06Is NEWP or PAAS more undervalued right now?
Analyst consensus price targets imply the most upside for PAAS: 32.
5% to $75. 00.
07Which pays a better dividend — NEWP or PAAS?
In this comparison, PAAS (0.
8% yield) pays a dividend. NEWP does not pay a meaningful dividend and should not be held primarily for income.
08Is NEWP or PAAS better for a retirement portfolio?
For long-horizon retirement investors, Pan American Silver Corp.
(PAAS) is the stronger choice — it scores higher on the combination of lower volatility, dividend reliability, and long-term compounding (low volatility (β 0. 74), 0. 8% yield, +293. 8% 10Y return).
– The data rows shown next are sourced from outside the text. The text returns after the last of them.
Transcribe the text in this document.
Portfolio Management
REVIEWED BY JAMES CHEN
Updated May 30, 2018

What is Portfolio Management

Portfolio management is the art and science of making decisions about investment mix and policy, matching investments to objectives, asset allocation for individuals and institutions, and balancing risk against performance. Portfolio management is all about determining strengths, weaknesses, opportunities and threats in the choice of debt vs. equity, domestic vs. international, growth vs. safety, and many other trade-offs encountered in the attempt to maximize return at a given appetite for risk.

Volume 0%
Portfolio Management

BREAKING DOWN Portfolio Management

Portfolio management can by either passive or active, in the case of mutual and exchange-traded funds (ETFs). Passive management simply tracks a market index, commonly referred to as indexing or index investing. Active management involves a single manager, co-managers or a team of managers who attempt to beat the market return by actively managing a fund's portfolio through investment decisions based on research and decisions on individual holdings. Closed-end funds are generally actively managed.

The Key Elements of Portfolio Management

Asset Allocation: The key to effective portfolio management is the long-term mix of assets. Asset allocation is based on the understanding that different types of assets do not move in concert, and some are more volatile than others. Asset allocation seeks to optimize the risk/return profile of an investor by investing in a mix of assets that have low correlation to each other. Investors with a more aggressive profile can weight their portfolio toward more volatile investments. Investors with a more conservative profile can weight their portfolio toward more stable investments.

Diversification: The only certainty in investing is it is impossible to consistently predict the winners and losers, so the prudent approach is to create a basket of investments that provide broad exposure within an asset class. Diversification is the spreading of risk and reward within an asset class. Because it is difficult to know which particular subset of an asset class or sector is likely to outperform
Both have compounded well over 10 years (PAAS: +293. 8%, NEWP: +20. 9%), confirming both are viable long-term holds — but the lower-volatility option typically results in less emotional selling during corrections. Retirement portfolios generally favour predictability over maximum returns. Consult a financial advisor before making allocation decisions.
09What are the main differences between NEWP and PAAS?
Both stocks operate in the Basic Materials sector, making this a peer-level intra-sector comparison — the same macro tailwinds and headwinds will affect both.
In terms of investment character: NEWP is a small-cap quality compounder stock; PAAS is a mid-cap high-growth stock. PAAS pays a dividend while NEWP does not, making them suitable for different income and tax situations. These fundamental differences mean investors should not choose between them on a single metric — the "better stock" depends entirely on which of these characteristics aligns with your investment strategy.